Con la circolare n. 99 del 26 novembre 2024 l’INPS illustra i contenuti delle disposizioni in materia di integrazione al reddito in favore dei lavoratori dipendenti di datori di lavoro, anche artigiani, operanti nei settori tessile, dell’abbigliamento e calzaturiero (TAC), nonché conciario, introdotte dall’articolo 2 del Decreto-legge 28 ottobre 2024, n. 160, per fronteggiare la crisi del settore moda e si forniscono le relative istruzioni procedurali.
Il Decreto-legge 28 ottobre 2024, n. 160, introduce un trattamento straordinario di sostegno al reddito per i lavoratori dipendenti di datori di lavoro nei settori tessile, abbigliamento, calzaturiero (TAC) e conciario, con l’obiettivo di fronteggiare la crisi del comparto.

Punti principali della misura
Destinatari: datori di lavoro, anche artigiani, classificati nei settori Industria o Artigianato, con forza media fino a 15 dipendenti e codici ATECO specifici (allegato alla circolare). Devono aver esaurito i periodi ordinari di integrazione salariale.

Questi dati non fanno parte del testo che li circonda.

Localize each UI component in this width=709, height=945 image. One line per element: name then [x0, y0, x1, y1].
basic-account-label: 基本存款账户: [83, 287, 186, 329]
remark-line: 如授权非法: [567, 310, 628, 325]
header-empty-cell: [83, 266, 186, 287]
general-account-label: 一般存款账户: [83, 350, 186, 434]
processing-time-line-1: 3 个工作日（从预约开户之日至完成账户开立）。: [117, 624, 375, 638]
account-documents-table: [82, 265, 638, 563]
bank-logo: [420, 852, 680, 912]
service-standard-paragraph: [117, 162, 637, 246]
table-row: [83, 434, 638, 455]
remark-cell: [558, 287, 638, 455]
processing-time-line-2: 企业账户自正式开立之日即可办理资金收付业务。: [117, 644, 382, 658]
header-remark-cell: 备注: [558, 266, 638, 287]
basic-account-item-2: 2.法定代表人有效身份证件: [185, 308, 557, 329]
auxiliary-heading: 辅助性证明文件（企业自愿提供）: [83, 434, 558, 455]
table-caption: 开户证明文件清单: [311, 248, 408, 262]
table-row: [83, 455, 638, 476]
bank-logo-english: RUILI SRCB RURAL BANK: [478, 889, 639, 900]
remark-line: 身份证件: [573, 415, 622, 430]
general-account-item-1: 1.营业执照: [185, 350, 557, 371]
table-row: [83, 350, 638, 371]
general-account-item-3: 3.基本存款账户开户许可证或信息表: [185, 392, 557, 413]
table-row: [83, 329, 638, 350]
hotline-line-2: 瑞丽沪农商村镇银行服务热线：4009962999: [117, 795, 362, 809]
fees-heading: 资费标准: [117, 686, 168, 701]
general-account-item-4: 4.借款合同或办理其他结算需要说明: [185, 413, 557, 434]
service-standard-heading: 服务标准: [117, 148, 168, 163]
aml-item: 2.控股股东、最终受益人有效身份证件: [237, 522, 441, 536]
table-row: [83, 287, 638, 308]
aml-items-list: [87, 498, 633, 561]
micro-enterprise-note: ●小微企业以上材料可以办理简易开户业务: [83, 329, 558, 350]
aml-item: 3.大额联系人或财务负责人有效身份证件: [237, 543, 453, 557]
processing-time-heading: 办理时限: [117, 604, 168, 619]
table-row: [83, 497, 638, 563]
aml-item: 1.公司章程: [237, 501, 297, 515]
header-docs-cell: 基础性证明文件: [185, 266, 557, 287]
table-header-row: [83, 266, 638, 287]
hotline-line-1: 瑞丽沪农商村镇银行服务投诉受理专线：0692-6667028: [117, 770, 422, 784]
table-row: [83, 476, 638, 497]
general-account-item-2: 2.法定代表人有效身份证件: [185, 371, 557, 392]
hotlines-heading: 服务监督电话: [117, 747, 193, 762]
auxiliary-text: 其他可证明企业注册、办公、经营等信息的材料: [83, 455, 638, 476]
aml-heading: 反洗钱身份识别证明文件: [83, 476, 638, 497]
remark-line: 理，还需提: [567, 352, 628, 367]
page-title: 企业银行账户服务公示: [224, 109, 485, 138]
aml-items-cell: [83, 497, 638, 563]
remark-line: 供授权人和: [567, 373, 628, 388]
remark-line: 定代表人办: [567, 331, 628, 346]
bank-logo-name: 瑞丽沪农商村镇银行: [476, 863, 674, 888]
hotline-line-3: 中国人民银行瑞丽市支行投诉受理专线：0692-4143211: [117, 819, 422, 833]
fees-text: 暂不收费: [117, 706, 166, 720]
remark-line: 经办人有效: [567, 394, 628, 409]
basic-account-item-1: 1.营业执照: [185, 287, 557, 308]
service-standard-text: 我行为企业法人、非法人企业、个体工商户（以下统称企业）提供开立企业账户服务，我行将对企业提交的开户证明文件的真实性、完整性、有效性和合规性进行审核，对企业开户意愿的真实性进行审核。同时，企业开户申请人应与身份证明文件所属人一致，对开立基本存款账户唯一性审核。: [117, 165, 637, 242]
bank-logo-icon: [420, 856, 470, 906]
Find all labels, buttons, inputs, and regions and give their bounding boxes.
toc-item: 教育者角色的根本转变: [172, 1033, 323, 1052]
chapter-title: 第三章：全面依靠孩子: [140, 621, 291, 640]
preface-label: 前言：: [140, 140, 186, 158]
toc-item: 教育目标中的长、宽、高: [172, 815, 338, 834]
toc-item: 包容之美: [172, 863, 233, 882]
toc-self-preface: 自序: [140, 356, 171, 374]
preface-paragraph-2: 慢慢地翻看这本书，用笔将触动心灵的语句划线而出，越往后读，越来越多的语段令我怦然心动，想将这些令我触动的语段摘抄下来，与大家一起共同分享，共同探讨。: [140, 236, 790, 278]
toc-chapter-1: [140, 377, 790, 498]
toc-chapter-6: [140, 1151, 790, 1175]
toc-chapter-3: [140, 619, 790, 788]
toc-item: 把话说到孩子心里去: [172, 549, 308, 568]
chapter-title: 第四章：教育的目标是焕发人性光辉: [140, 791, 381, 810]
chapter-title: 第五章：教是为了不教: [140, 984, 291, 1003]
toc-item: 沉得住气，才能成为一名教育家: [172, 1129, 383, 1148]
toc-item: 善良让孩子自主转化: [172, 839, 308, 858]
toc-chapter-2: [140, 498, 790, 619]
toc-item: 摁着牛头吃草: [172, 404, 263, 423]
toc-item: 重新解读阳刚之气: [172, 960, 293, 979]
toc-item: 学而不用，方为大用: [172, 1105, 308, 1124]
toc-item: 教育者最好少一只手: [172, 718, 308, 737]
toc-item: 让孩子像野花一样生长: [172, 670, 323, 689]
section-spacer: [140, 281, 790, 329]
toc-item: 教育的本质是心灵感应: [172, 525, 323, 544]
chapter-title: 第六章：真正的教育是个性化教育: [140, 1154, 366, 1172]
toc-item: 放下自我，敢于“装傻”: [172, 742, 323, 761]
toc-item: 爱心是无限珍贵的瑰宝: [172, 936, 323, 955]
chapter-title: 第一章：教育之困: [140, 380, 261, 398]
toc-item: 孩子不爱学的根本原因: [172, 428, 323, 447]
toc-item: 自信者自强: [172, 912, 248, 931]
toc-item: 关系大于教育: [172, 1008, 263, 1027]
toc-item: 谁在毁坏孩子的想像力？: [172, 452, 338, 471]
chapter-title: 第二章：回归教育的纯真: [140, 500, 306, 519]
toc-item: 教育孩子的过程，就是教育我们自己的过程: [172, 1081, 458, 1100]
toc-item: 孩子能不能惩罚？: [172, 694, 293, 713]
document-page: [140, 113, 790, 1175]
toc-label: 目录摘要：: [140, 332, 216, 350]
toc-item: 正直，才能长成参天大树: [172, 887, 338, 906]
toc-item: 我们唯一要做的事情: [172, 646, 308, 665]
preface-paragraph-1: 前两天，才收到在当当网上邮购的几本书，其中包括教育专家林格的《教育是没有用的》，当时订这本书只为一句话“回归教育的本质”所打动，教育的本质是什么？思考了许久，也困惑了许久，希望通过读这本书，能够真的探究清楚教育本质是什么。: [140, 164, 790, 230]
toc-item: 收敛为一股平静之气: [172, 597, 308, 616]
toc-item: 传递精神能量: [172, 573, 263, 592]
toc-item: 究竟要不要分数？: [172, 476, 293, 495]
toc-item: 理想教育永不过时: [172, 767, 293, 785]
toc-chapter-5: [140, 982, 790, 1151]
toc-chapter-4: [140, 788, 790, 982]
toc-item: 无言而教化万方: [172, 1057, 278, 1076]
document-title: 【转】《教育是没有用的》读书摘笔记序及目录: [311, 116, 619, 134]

Periodo di validità: massimo 9 settimane, tra il 29 ottobre 2024 e il 31 dicembre 2024.
Ammontare: l’80% della retribuzione globale non percepita, fino a un massimo di 1.392,89 euro mensili per il 2024.
Contribuzione figurativa: garantita per il diritto e il calcolo del trattamento pensionistico.
Domande e modalità operative
Le domande vanno presentate entro 15 giorni dall’inizio della sospensione o riduzione dell’attività lavorativa, esclusivamente tramite la piattaforma OMNIA IS sul sito INPS (accessibile dal 3 dicembre 2024).
È necessario allegare:
- Elenco dei lavoratori interessati, con almeno 30 giorni di anzianità lavorativa.
- Relazione tecnica sulle cause della sospensione e prospettive aziendali.
- Dichiarazione di esaurimento degli altri ammortizzatori sociali.
Per il settore artigianato, i datori di lavoro possono allegare la certificazione del FSBA che attesta i periodi di Assegno di integrazione salariale già utilizzati.
Risorse finanziarie e pagamento
Il tetto massimo di spesa è di 64,6 milioni di euro per il 2024, a carico del Fondo sociale per occupazione e formazione.
Il pagamento ai lavoratori è anticipato dai datori di lavoro, che recuperano le somme in conguaglio con i contributi dovuti. In caso di difficoltà finanziarie, è possibile richiedere il pagamento diretto all’INPS.
Aspetti contabili
Sono stati istituiti nuovi conti contabili per la gestione degli oneri e dei pagamenti relativi al trattamento, sia per le erogazioni dirette che per i recuperi.
I rapporti finanziari con lo Stato saranno gestiti dalla Direzione generale dell’INPS.
Obiettivo del decreto
La misura mira a sostenere lavoratori e aziende del settore moda in un momento di crisi, garantendo continuità occupazionale e supporto economico in deroga ai limiti ordinari degli ammortizzatori sociali.